Mr Schneier said he believed in Sir Tim's vision of creating a new distributed data ownership model to challenge the "digital feudalism" of the big tech companies. "The problem is that your data is not under your control. It is on computers owned by lots of other people. And you have no control over it and you do not have access to it in ways that are useful to you," he said in a telephone interview.
Mr Schneier said it would be an immense challenge to create workable authentication and permission processes to enable Solid to work at scale, but he was convinced it was achievable. "It is 'going to the moon' hard rather than 'faster than light travels' hard," he said.

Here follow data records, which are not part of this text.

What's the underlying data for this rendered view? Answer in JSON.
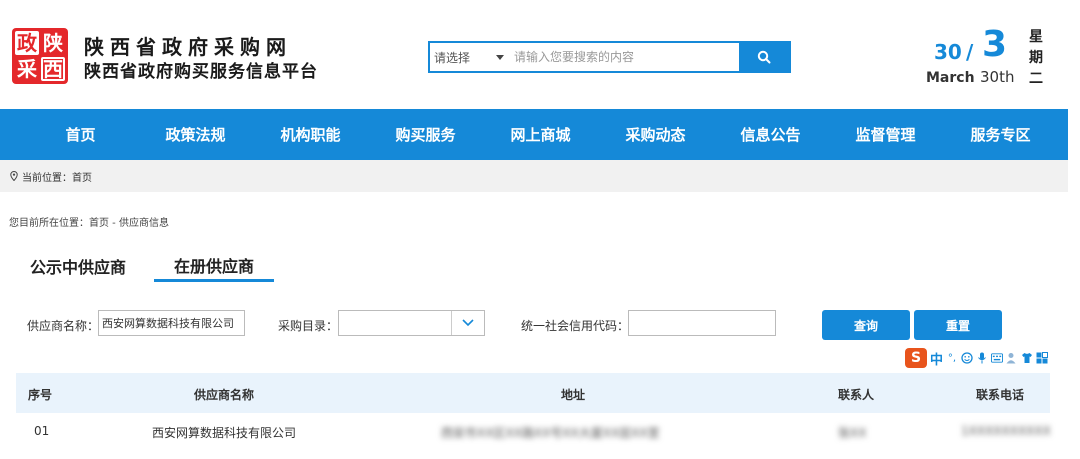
{
  "header": {
    "logo_chars": [
      "政",
      "陕",
      "采",
      "西"
    ],
    "title": "陕西省政府采购网",
    "subtitle": "陕西省政府购买服务信息平台"
  },
  "search": {
    "select_label": "请选择",
    "placeholder": "请输入您要搜索的内容",
    "icon": "search-icon"
  },
  "date": {
    "day": "30",
    "slash": "/",
    "month_num": "3",
    "month_name": "March",
    "ordinal": "30th",
    "weekday_chars": [
      "星",
      "期",
      "二"
    ]
  },
  "nav": {
    "items": [
      "首页",
      "政策法规",
      "机构职能",
      "购买服务",
      "网上商城",
      "采购动态",
      "信息公告",
      "监督管理",
      "服务专区"
    ]
  },
  "breadcrumb": {
    "text": "当前位置：首页",
    "icon": "location-pin-icon"
  },
  "location": {
    "text": "您目前所在位置：首页 - 供应商信息"
  },
  "tabs": [
    "公示中供应商",
    "在册供应商"
  ],
  "filters": {
    "supplier_name_label": "供应商名称：",
    "supplier_name_value": "西安网算数据科技有限公司",
    "catalog_label": "采购目录：",
    "catalog_value": "",
    "credit_code_label": "统一社会信用代码：",
    "credit_code_value": "",
    "query_button": "查询",
    "reset_button": "重置"
  },
  "ime": {
    "logo": "S",
    "mode": "中",
    "punct": "°,"
  },
  "table": {
    "headers": [
      "序号",
      "供应商名称",
      "地址",
      "联系人",
      "联系电话"
    ],
    "rows": [
      {
        "index": "01",
        "name": "西安网算数据科技有限公司",
        "address": "西安市XX区XX路XX号XX大厦XX层XX室",
        "contact": "张XX",
        "phone": "1XXXXXXXXXX"
      }
    ]
  },
  "colors": {
    "primary_blue": "#1589d8",
    "logo_red": "#e4282b"
  }
}
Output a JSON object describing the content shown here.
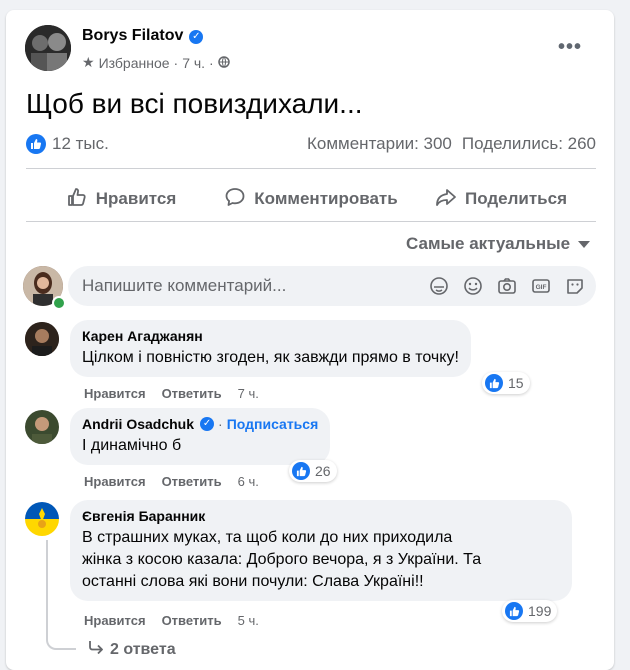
{
  "post": {
    "author": "Borys Filatov",
    "meta_label": "Избранное",
    "time": "7 ч.",
    "text": "Щоб ви всі повиздихали...",
    "likes": "12 тыс.",
    "comments": "Комментарии: 300",
    "shares": "Поделились: 260"
  },
  "actions": {
    "like": "Нравится",
    "comment": "Комментировать",
    "share": "Поделиться"
  },
  "sort_label": "Самые актуальные",
  "composer": {
    "placeholder": "Напишите комментарий..."
  },
  "comments": [
    {
      "author": "Карен Агаджанян",
      "text": "Цілком і повністю згоден, як завжди прямо в точку!",
      "like": "Нравится",
      "reply": "Ответить",
      "time": "7 ч.",
      "reactions": "15"
    },
    {
      "author": "Andrii Osadchuk",
      "subscribe": "Подписаться",
      "text": "І динамічно б",
      "like": "Нравится",
      "reply": "Ответить",
      "time": "6 ч.",
      "reactions": "26"
    },
    {
      "author": "Євгенія Баранник",
      "text_lines": [
        "В страшних муках, та щоб коли до них приходила",
        "жінка з косою казала: Доброго вечора, я з України. Та",
        "останні слова які вони почули: Слава Україні!!"
      ],
      "like": "Нравится",
      "reply": "Ответить",
      "time": "5 ч.",
      "reactions": "199"
    }
  ],
  "replies_label": "2 ответа",
  "colors": {
    "accent": "#1877f2",
    "muted": "#65676b",
    "bubble": "#f0f2f5"
  }
}
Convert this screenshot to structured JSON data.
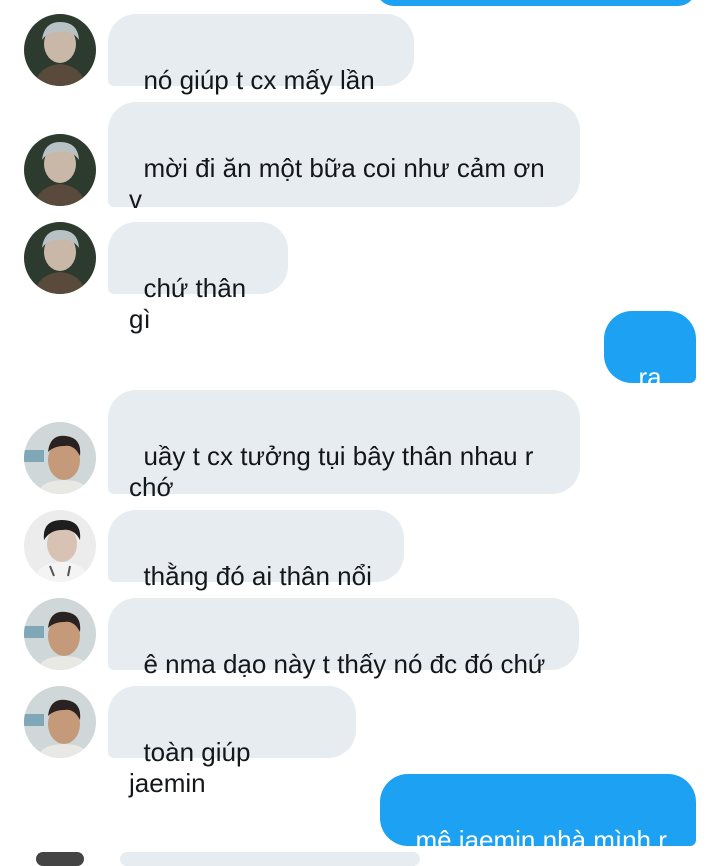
{
  "messages": [
    {
      "side": "received",
      "avatar": "friend-a",
      "text": "nó giúp t cx mấy lần r"
    },
    {
      "side": "received",
      "avatar": "friend-a",
      "text": "mời đi ăn một bữa coi như cảm ơn v"
    },
    {
      "side": "received",
      "avatar": "friend-a",
      "text": "chứ thân gì"
    },
    {
      "side": "sent",
      "text": "ra v"
    },
    {
      "side": "received",
      "avatar": "friend-b",
      "text": "uầy t cx tưởng tụi bây thân nhau r chớ"
    },
    {
      "side": "received",
      "avatar": "friend-c",
      "text": "thằng đó ai thân nổi"
    },
    {
      "side": "received",
      "avatar": "friend-b",
      "text": "ê nma dạo này t thấy nó đc đó chứ"
    },
    {
      "side": "received",
      "avatar": "friend-b",
      "text": "toàn giúp jaemin"
    },
    {
      "side": "sent",
      "text": "mê jaemin nhà mình r"
    }
  ],
  "colors": {
    "sent_bubble": "#1da1f2",
    "received_bubble": "#e6ecf0",
    "text": "#14171a"
  }
}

"It is easy if some big party is in control. It has this massive power that decrees this and this is allowed. But if you want to distribute that authority so that users are in control, it is a lot harder."
Inrupt was founded in 2017 to operationalise the Solid decentralisation technology, developed by Sir Tim's team at the Massachusetts Institute of Technology. Last year, Inrupt raised a "significant" sum of money, in excess of $10m, from interested tech companies, individuals and institutions to fund the company's development.
Some of the big tech companies privately dismiss Solid as a quixotic academic project that is unlikely ever to succeed because users are so path dependent on existing data platforms. But some of the biggest tech companies, including Apple, Google, Facebook, Microsoft and Twitter, are publicly backing the Data Transfer Project, launched in 2018, to help create an open-source, data portability platform that could integrate with Solid.
John Bruce, Inrupt's co-founder and chief executive, said the company was working on several pilot projects, including the one in Manchester.
"We are seeing if we can collectively deliver better healthcare to UK residents. At the moment that data resides in silos across the NHS. Wouldn't it be cool if it could be securely delivered straight to your nurse or your caregiver," he said. "You would then have a holistic representation of your healthcare."